Heretofore various sorts of apparatuses are known for measuring the flow speed of an object by using the Doppler effect of acoustic wave. In particular, in an apparatus using the pulse Doppler method (cf. e.g. D. W. Baker; Pulsed Ultrasonic Doppler Blood Flow Sensing; IEEE Trans: Sonics and Ultrasonics; vol. SU-17, No. 3 July 1970, pp. 170-185), it is known that it is possible to identify a measured part by transmitting a pulsed continuous wave and setting a time gate corresponding to the distance to the measured part on the received signal.
As prior art ultrasonic Doppler blood flow measuring apparatuses, as disclosed in e.g. JP-A-No. 58-188433, JP-A-No. 60-119929 and JP-A-No. 61-25527, there are known apparatuses for measuring blood flow by transmitting ultrasonic wave towards blood vessel and measuring the Doppler shift frequency of the ultrasonic wave reflected by the blood in the blood vessel to obtain vcos.theta., where .theta. represents the angle between the direction of the blood flow and the transmission direction of the ultrasonic wave and v indicates the blood flow speed.
Further techniques, by which distribution of the blood flow speed in a certain cross-section in a living body is measured and displayed in color on a tomographic image, called color flow mapping, are disclosed in C. KASAI et al; Real-Time Two-Dimmensional Blood Flow Imaging Using an Autocorrelation Technique; IEEE Trans. Sonics and Ultrasonics, vol. SU32, No. 3, May 1985, pp. 458-464. For effecting this color flow mapping, in order to achieve a desired image frame rate, the blood flow speed at each of pixels is obtained by averaging measured values of the Doppler shift of a relatively small number of measurements. In the example described above, the auto-correlation method is used, by which a difference vector is obtained, each repeated measurement, by means of a auto-correlator between a vector indicated by a Doppler signal detected currently and a vector indicated by a Doppler signal detected the last time and the average speed is calculated by using the argument of a vector representing the sum of a plurality of difference vectors.

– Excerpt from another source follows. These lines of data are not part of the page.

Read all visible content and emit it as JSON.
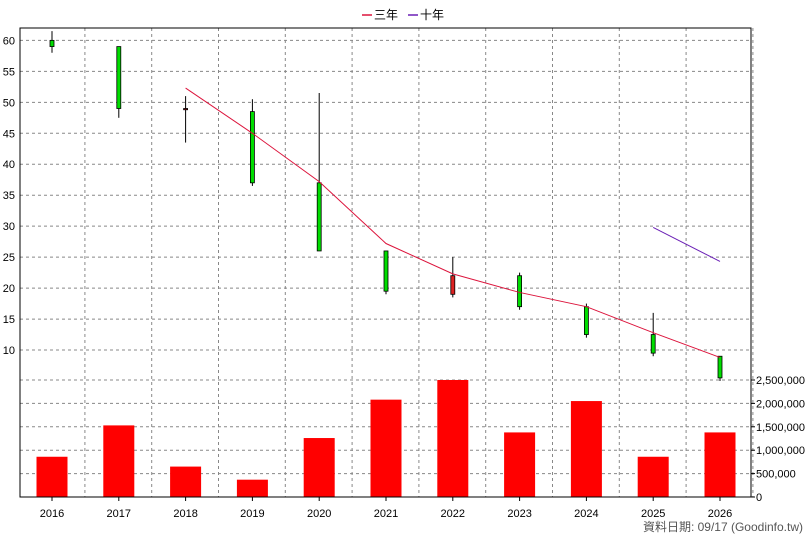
{
  "chart_data": {
    "type": "candlestick+line+bar",
    "title": "",
    "legend": [
      {
        "label": "三年",
        "color": "#dc143c"
      },
      {
        "label": "十年",
        "color": "#6a1fb5"
      }
    ],
    "legend_position": "top-center",
    "categories": [
      "2016",
      "2017",
      "2018",
      "2019",
      "2020",
      "2021",
      "2022",
      "2023",
      "2024",
      "2025",
      "2026"
    ],
    "price_axis": {
      "ylim": [
        5,
        62
      ],
      "ticks": [
        "10",
        "15",
        "20",
        "25",
        "30",
        "35",
        "40",
        "45",
        "50",
        "55",
        "60"
      ],
      "tick_values": [
        10,
        15,
        20,
        25,
        30,
        35,
        40,
        45,
        50,
        55,
        60
      ]
    },
    "volume_axis": {
      "ylim": [
        0,
        2500000
      ],
      "ticks": [
        "0",
        "500,000",
        "1,000,000",
        "1,500,000",
        "2,000,000",
        "2,500,000"
      ],
      "tick_values": [
        0,
        500000,
        1000000,
        1500000,
        2000000,
        2500000
      ],
      "position": "right"
    },
    "candles": [
      {
        "year": "2016",
        "open": 59.0,
        "close": 60.0,
        "high": 61.5,
        "low": 58.0
      },
      {
        "year": "2017",
        "open": 49.0,
        "close": 59.0,
        "high": 59.0,
        "low": 47.5
      },
      {
        "year": "2018",
        "open": 49.0,
        "close": 48.8,
        "high": 51.0,
        "low": 43.5
      },
      {
        "year": "2019",
        "open": 37.0,
        "close": 48.5,
        "high": 50.5,
        "low": 36.5
      },
      {
        "year": "2020",
        "open": 26.0,
        "close": 37.0,
        "high": 51.5,
        "low": 26.0
      },
      {
        "year": "2021",
        "open": 19.5,
        "close": 26.0,
        "high": 26.0,
        "low": 19.0
      },
      {
        "year": "2022",
        "open": 22.0,
        "close": 19.0,
        "high": 25.0,
        "low": 18.5
      },
      {
        "year": "2023",
        "open": 17.0,
        "close": 22.0,
        "high": 22.5,
        "low": 16.5
      },
      {
        "year": "2024",
        "open": 12.5,
        "close": 17.0,
        "high": 17.5,
        "low": 12.0
      },
      {
        "year": "2025",
        "open": 9.5,
        "close": 12.5,
        "high": 16.0,
        "low": 9.0
      },
      {
        "year": "2026",
        "open": 5.5,
        "close": 9.0,
        "high": 9.0,
        "low": 5.0
      }
    ],
    "series": [
      {
        "name": "三年",
        "color": "#dc143c",
        "x": [
          "2018",
          "2019",
          "2020",
          "2021",
          "2022",
          "2023",
          "2024",
          "2025",
          "2026"
        ],
        "values": [
          52.3,
          45.0,
          37.2,
          27.2,
          22.3,
          19.3,
          17.0,
          12.8,
          8.8
        ]
      },
      {
        "name": "十年",
        "color": "#6a1fb5",
        "x": [
          "2025",
          "2026"
        ],
        "values": [
          29.8,
          24.3
        ]
      }
    ],
    "volume": {
      "color": "#ff0000",
      "values": [
        860000,
        1530000,
        650000,
        370000,
        1260000,
        2080000,
        2500000,
        1380000,
        2050000,
        860000,
        1380000
      ]
    },
    "colors": {
      "up": "#00dd00",
      "down": "#dd2222",
      "grid": "#888888",
      "axis": "#000000"
    },
    "grid": true,
    "footer_note": "資料日期: 09/17  (Goodinfo.tw)"
  }
}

On the other hand, in U.S. patent application Ser. No. 101,444, filed Sept. 28, 1987, copending with this application, is disclosed a method, called 2-axial-component method, by which measurements being repeated, a phase difference .DELTA..theta. of the Doppler signal is obtained for every measurement, which difference is decomposed into a cosine component and a sine component; a plurality of values obtained for each of the components are added and averaged; and the phase difference indicated by the averaged cosine and sine components thus obtained is transformed into the velocity.

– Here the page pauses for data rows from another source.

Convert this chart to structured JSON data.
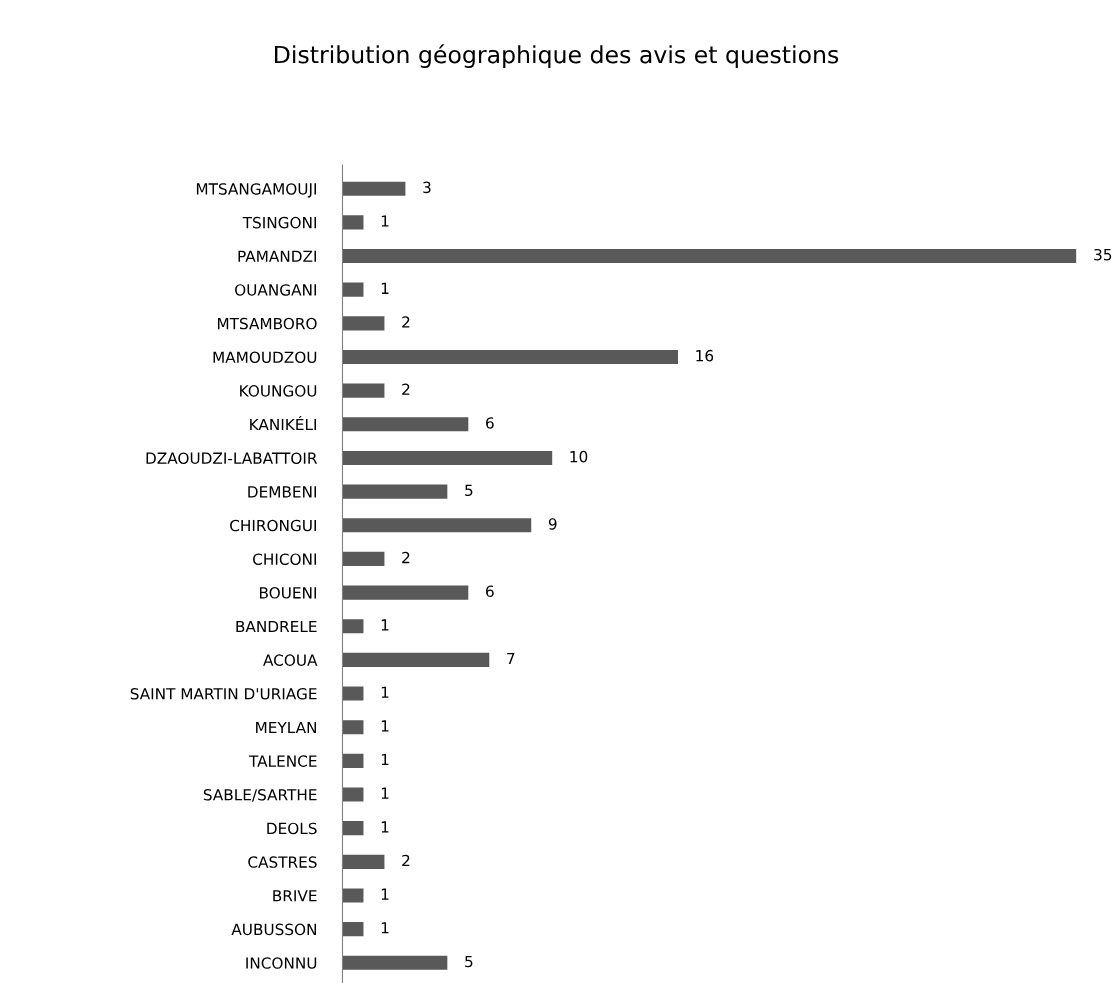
{
  "chart_data": {
    "type": "bar",
    "orientation": "horizontal",
    "title": "Distribution géographique des avis et questions",
    "categories": [
      "MTSANGAMOUJI",
      "TSINGONI",
      "PAMANDZI",
      "OUANGANI",
      "MTSAMBORO",
      "MAMOUDZOU",
      "KOUNGOU",
      "KANIKÉLI",
      "DZAOUDZI-LABATTOIR",
      "DEMBENI",
      "CHIRONGUI",
      "CHICONI",
      "BOUENI",
      "BANDRELE",
      "ACOUA",
      "SAINT MARTIN D'URIAGE",
      "MEYLAN",
      "TALENCE",
      "SABLE/SARTHE",
      "DEOLS",
      "CASTRES",
      "BRIVE",
      "AUBUSSON",
      "INCONNU"
    ],
    "values": [
      3,
      1,
      35,
      1,
      2,
      16,
      2,
      6,
      10,
      5,
      9,
      2,
      6,
      1,
      7,
      1,
      1,
      1,
      1,
      1,
      2,
      1,
      1,
      5
    ],
    "color": "#595959",
    "data_labels": true,
    "grid": false,
    "legend": false
  }
}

Furthermore, in 1978 Ultrasonic Symposium Proceedings, pp. 348-352 is disclosed a method, by which a phase difference of the Doppler signal is obtained for every measurement and an averaged phase difference is calculated by adding directly a plurality of values of the phase difference, which averaged phase difference is transformed into the velocity. Hereinbelow this is called phase difference averaging method.